Theme: Caught between two worlds
Bible refs: Luke 9 v 28-36; John 11 vv 12-19; Philippians 2 vv 6-11
Location of clip: 7 mins 14 secs to 9 mins 53 secs
Part three of the Matrix Trilogy and there’s one thing you can count on – it’ll all be over in a couple of hours. People in black run a round a lot, on ceilings, pillars, cars and trains. There’s an awful lot of shooting and astronomical phone bills. The Oracle has changed colour, Agent Smith’s hiding inside some other guy and Neo’s inside the Matrix even though he isn’t jacked in. It’s all one glamorous computerised circus. And it’s loud enough to make your ears bleed. To be absolutely honest I have only a limited understanding of what it’s all about or why it happens (a bit like life really) – but for the use of this clip you don’t need to know. If you like sunglasses and bullets – enjoy.
Neo wakes up and finds himself at Mobil Ave, a place neither inside or outside the Matrix. He is in a crossover place. A place where the two worlds meet. If you’re going to take anything from one universe to the other than you have to do it through this place. He meets a family who explain this to him. Neo is astonished to discover that, although these people are just computer programmes they are acting out of love. Not only that, but they recognise that he is too.
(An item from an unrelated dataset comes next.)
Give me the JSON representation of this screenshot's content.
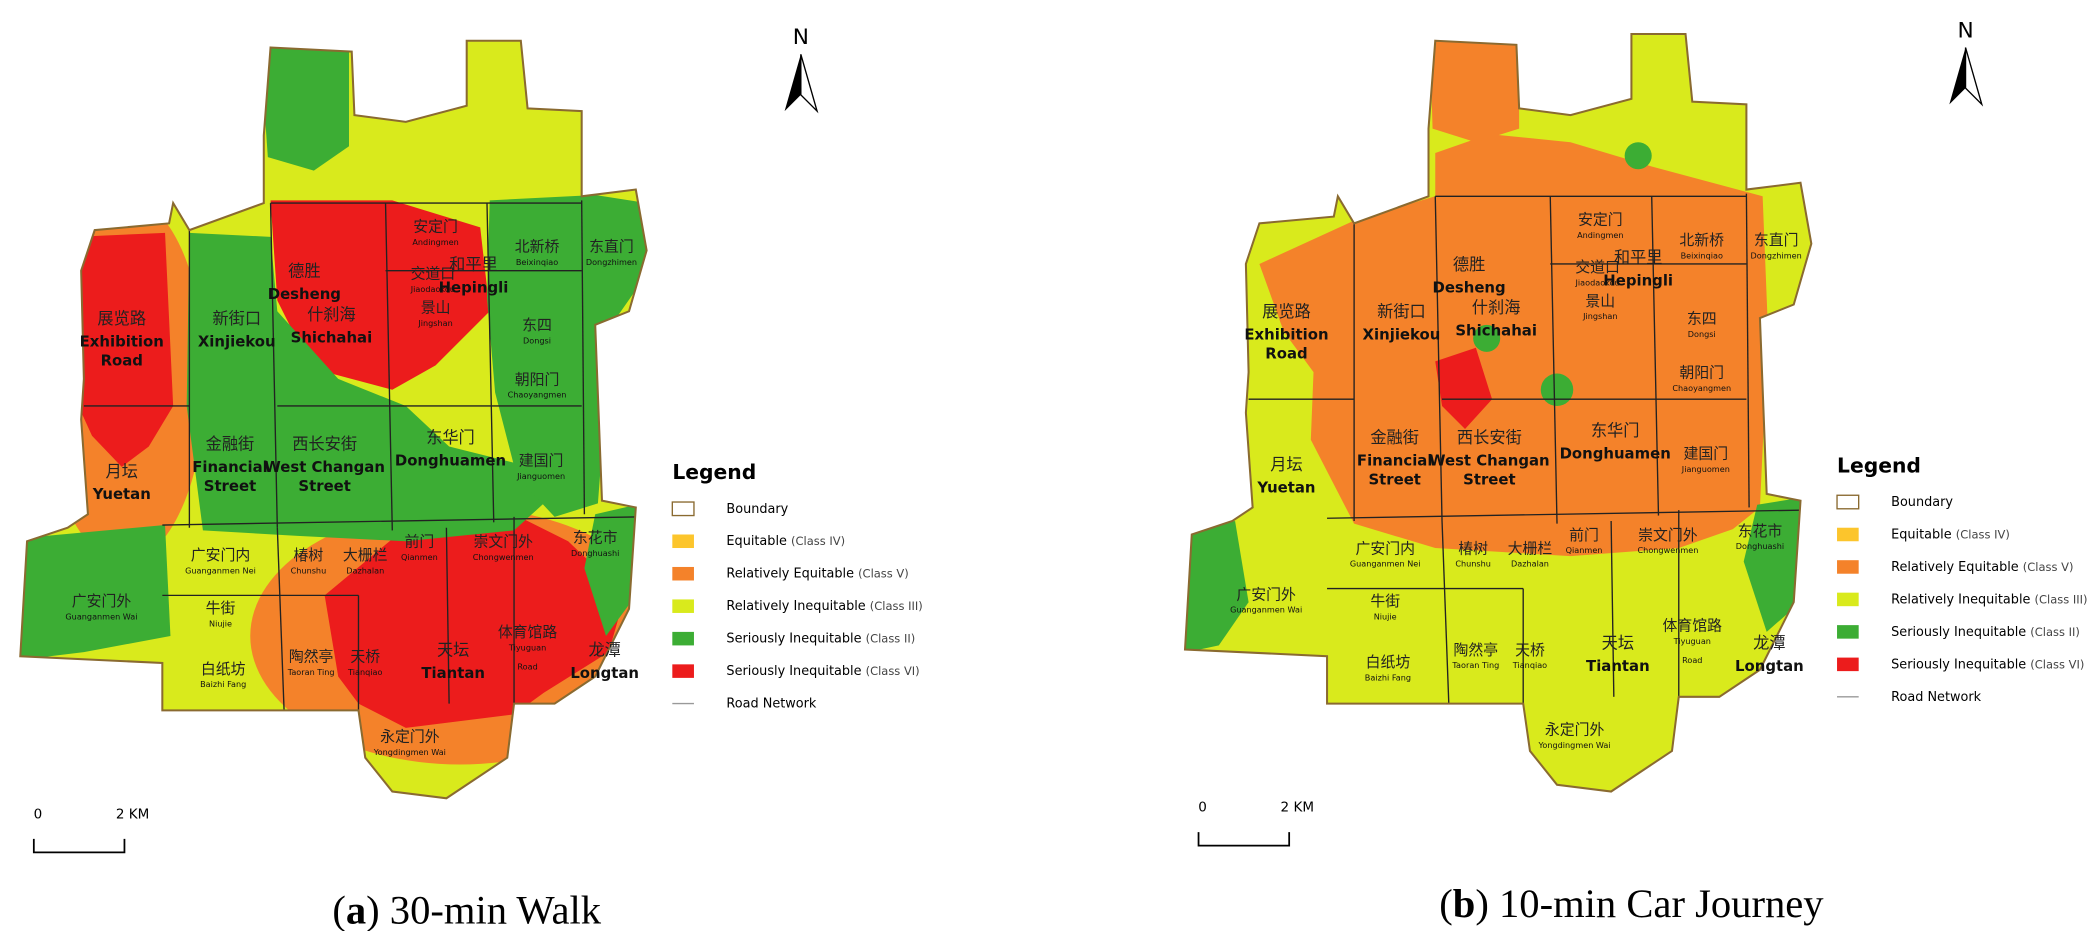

For thirty-three years Jesus inhabited a strange world like this one at Mobil Ave. He was very much human, very much of this earth. But he knew of another world. A place much larger, much freer than earth. He stood in the middle and brought the two together. It must have been a lonely place for him. He was seriously misunderstood. He just didn’t fit in. He told stories people often derided or dismissed. He performed miracles as a sign, but people overlooked the signs and just put in a claim for a lot more of the miracles.
He had friends, but they often misunderstood him and in the end, rejected him. When he asked them on one occasion if they were going to leave him, along with the thousands of others who had turned away, they didn’t say: “No, of course not, we’re your best mates.” They said, “We can’t think of anywhere else to go…” A kind of backhanded word of encouragement, I suppose.
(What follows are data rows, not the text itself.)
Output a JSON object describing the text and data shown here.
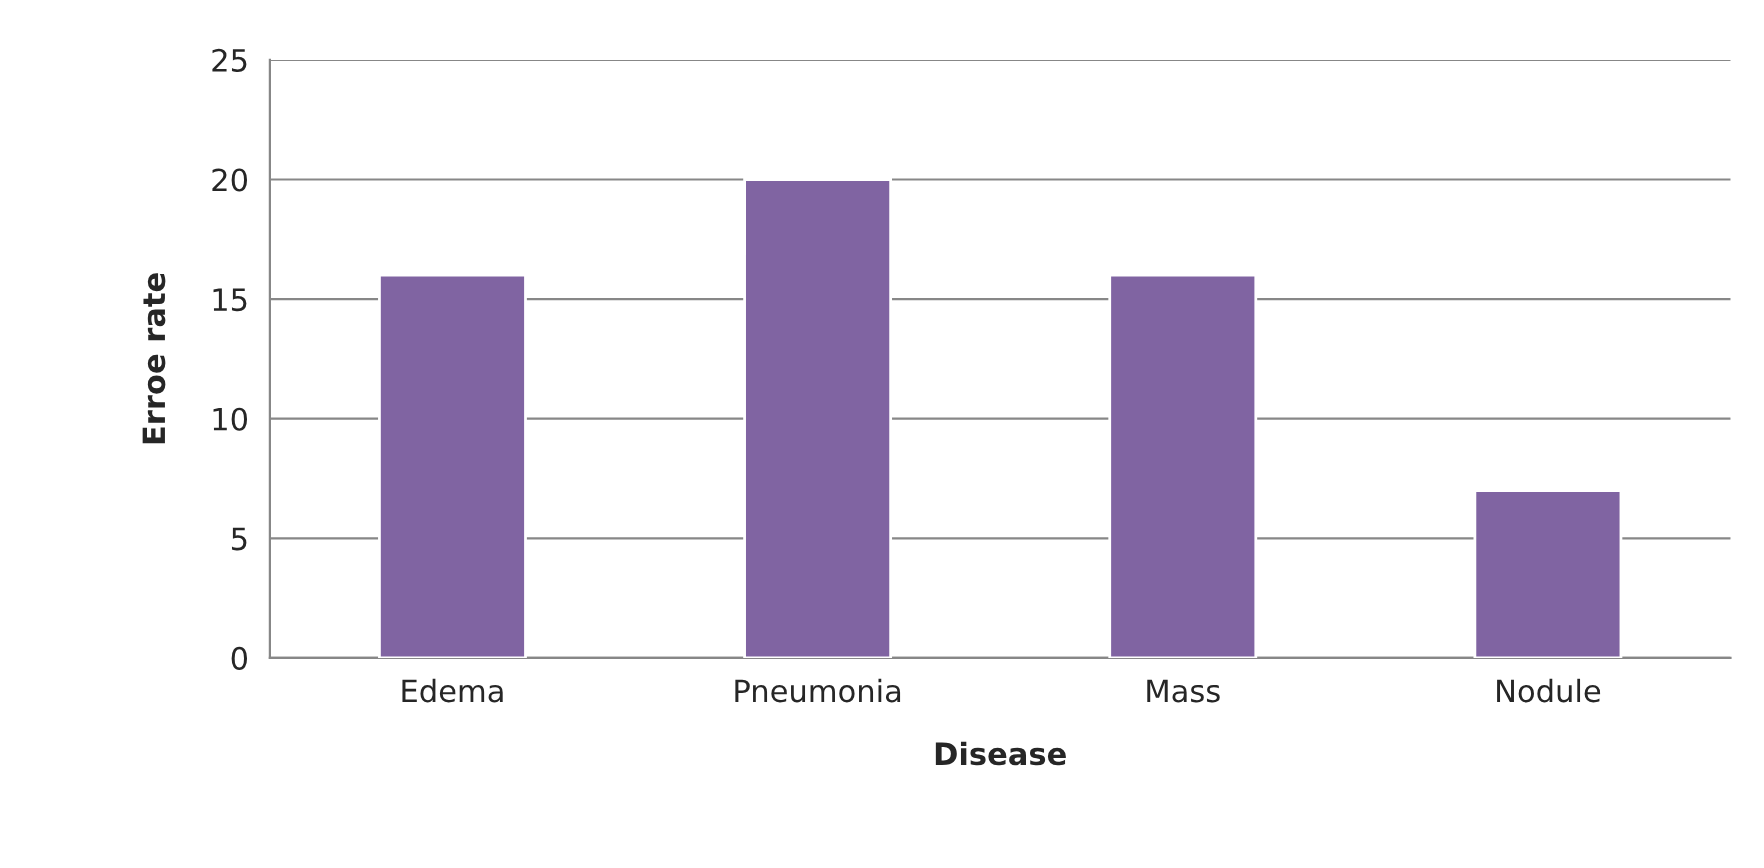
{
  "chart_data": {
    "type": "bar",
    "xlabel": "Disease",
    "ylabel": "Erroe rate",
    "categories": [
      "Edema",
      "Pneumonia",
      "Mass",
      "Nodule"
    ],
    "values": [
      16,
      20,
      16,
      7
    ],
    "color": "#8064a2",
    "ylim": [
      0,
      25
    ],
    "yticks": [
      0,
      5,
      10,
      15,
      20,
      25
    ],
    "grid": "y",
    "legend": false
  }
}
On the mountain of transfiguration they got a glimpse of the real Jesus, this man caught between heaven and earth. On palm Sunday they saw it again. For a short time the people on earth recognised the man from heaven. Oddly enough the clearest glimpse they got lasted for six hours and it was the time he impersonated a criminal. On that occasion it was bloody and brutal and only two people spotted what he was up to – a Roman solider, hated by the Jews, and another criminal who was dying next to this man from another world.
He chose this mission because of love. Or perhaps he didn’t choose – perhaps love has no choice. God is desperate to communicate with us. Desperate to nurture relationship with us. And if that meant putting himself in a lonely place, straddling two worlds in order to bring peace, then he was prepared to do it.
Jesus’s life was full of encounters like the one Neo has here. He met strangers all the time, and he always listened to them, respected them, and showed them love. He often engaged with women and children, unusual in his day. He even bestowed upon children the honour of making them the best example he could find of kingdom people. As a bloke I’m not that inspired by the idea that I have to become childish to enter the kingdom, but maybe Jesus was speaking of their outspoken honesty, their thirst for knowledge, their uninhibited actions. Nothing seems dangerous to little children, they’re not so bothered by peer pressure, life’s an adventure and they often just say it like it is.
1. Do you ever feel out of place, caught between two worlds?
2. Do you ever feel misunderstood by people close to you?
3. How do you treat strangers when you meet them?
4. Do you ever feel robbed of choice because of love? That you must do something because you care?
5. Did the clip make you think about anything else?